Bekas tancapan kuku di pinggul itu begitu tersembunyi letaknya. Bahkan suaminya
sendiri selalu gagal untuk menengok dan memastikan rinciannya. Perempuan itu
tahu benar detailnya karena kuku-kuku tangannya sendiri yang menancapnya saat
dia menggapai gemuruh magma dalam persekelaminan pada malam pertama mereka.
KEINGINAN
perempuan itu tak lagi meletup-letup untuk menenggelamkan diri dalam bak mandi.

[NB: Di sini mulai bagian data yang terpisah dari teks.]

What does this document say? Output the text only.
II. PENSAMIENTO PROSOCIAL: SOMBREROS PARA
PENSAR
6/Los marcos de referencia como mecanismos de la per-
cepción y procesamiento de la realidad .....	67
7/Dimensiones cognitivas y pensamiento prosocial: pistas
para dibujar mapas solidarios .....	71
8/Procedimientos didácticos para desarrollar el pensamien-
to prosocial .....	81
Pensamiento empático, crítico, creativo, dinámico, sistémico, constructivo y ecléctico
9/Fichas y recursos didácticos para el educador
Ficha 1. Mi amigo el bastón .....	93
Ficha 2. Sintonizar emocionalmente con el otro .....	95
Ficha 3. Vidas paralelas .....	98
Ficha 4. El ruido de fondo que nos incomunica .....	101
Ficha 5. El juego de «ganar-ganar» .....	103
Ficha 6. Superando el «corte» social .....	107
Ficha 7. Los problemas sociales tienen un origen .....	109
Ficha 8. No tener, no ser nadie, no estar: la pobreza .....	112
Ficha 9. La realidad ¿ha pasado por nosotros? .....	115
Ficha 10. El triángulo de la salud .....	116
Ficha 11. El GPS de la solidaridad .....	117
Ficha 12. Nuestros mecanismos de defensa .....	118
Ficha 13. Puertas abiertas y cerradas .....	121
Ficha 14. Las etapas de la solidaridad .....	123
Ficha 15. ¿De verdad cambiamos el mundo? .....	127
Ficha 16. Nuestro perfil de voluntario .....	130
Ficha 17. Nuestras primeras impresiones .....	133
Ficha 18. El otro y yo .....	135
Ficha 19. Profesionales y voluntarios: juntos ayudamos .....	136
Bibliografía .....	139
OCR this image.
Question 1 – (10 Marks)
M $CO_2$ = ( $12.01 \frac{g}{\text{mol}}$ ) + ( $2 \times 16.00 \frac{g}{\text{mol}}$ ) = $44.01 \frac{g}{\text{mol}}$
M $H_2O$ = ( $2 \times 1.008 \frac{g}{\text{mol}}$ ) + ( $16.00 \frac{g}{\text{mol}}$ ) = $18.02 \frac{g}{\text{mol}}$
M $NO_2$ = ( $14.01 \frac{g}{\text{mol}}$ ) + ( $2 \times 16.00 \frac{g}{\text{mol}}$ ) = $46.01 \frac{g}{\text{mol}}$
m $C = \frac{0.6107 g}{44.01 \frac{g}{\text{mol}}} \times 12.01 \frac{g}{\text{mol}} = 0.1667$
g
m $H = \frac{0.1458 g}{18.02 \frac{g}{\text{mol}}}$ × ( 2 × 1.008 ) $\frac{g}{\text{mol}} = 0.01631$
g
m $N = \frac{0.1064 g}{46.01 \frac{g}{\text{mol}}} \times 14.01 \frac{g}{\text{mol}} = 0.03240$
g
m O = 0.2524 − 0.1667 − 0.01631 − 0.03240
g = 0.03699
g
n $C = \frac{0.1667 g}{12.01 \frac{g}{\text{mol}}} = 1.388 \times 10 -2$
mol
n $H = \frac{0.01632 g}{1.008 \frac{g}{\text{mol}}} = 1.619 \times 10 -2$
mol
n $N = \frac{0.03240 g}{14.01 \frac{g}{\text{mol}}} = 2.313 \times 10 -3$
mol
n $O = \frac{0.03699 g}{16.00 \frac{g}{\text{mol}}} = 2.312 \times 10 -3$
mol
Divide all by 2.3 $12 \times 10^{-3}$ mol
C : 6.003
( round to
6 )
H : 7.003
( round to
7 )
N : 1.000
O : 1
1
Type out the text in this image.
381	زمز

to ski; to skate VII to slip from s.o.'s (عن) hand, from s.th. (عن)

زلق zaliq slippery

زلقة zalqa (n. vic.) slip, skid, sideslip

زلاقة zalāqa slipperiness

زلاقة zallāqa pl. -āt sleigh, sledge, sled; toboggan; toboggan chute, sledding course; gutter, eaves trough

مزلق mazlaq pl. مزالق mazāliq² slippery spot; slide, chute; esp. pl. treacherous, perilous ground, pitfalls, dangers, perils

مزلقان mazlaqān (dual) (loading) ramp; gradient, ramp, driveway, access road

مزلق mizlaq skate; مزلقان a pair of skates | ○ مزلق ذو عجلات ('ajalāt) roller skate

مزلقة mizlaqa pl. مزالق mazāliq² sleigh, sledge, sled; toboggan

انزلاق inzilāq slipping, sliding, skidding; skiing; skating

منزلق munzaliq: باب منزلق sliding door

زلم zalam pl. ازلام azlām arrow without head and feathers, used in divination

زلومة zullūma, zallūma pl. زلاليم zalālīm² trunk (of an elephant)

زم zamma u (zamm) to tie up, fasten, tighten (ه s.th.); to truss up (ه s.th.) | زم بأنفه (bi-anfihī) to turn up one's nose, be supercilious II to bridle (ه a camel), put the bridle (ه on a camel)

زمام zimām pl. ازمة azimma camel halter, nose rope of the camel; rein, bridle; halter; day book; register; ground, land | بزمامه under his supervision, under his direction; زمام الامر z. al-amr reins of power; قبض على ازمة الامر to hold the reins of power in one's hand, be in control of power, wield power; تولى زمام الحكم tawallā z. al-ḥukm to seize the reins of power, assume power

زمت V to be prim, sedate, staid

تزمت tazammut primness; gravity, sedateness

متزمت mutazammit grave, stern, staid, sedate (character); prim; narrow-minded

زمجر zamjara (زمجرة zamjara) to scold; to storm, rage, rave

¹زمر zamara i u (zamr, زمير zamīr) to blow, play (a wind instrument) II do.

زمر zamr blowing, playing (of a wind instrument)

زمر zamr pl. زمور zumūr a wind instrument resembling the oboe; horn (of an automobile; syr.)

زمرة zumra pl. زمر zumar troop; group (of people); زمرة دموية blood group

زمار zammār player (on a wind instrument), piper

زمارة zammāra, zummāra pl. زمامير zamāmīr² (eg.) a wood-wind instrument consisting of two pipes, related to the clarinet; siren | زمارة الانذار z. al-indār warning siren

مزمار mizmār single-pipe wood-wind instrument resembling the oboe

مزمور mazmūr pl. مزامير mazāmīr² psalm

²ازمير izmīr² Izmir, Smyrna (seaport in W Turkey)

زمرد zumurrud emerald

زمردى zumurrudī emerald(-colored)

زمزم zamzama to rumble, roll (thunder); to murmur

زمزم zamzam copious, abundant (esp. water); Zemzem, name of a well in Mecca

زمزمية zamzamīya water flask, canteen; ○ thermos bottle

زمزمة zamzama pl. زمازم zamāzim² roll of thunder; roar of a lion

Perempuan itu merasa dirinya tak lagi punya arti. Bukan saja suaminya yang
telah mengkhianatinya, tapi juga sahabat karibnya yang sekaligus karib suaminya
itu yang mengadalinya. Jika tak lagi punya makna dalam hidup ini, untuk apa
pula aku hidup?
Perempuan itu
tak lagi ingin mengeramasi rambutnya karena dia memang baru saja selesai
membilas-bilas rambutnya. Dia tak merendamkan diri di bak mandi rumahnya. Dia
tak mengguyur kepalanya dengan air pancuran di kamar mandinya.
Sebuah cottage
di sebuah pantai di pinggiran kota, kamar mandinya penuh bercak merah. Dalam
bak mandi maupun lantainya. Bak mandinya sengaja ditutup katupnya, lubang
aliran pembuangan di lantai kamar mandi juga tertutup entah apa sehingga
bercak-bercak merah itu tetap menggenang. Ada yang usai keramas di kamar mandi
itu. Bukan sampo yang diraup dan diruapkan ke rambut kepala seseorang yang usai
berkeramas. Yang dikeramaskan adalah gumpalan darah dari sepasang manusia yang
kini terkapar di kamar tidur di sebelah kamar mandi.
Yang usai
mengeramasi rambutnya adalah seorang perempuan yang pernah membaca legenda
tentang perempuan yang moksa setelah mengeramasi rambutnya dengan darah seorang
lelaki yang pernah memerkosanya.
Perempuan itu
merasa sudah saatnya moksa. Perempuan itu merasa kinilah saatnya dia bertemu
Tuhan. Dua malam lampau, dalam tidur lelap lantaran lelah menunggu suaminya
yang tak juga pulang dari luar pulau, perempuan itu bermimpi ketemu Tuhan dan
Tuhan berkata: "Sucikanlah dirimu sebelum Kujemput pulang."
Perempuan itu
merasa habis menyucikan dirinya dengan mengeramasi rambut, kepala, dan seluruh
tubuhnya dengan darah suami dan kekasihnya.
Perempuan itu
menyimpulkan: hidup dan mati hanyalah untuk Tuhan. Dia pernah mendengar kalimat
itu-entah di mana. Hidupku selama ini hanya untuk urusan duniawi. Urusan
duniawi terpuncakku adalah menggorok suami dan perempuan-kekasihnya. Perempuan
itu merasa puncak keduniawian itulah titik untuk menyucikan diri dan meniti
jalanan Tuhan. Perempuan itu kini meniti jalanan kota yang dipadati kendaraan
yang lalu lalang dan basah karena guyuran hujan.
Perempuan itu
sedari kanak-kanak suka berhujan-hujan.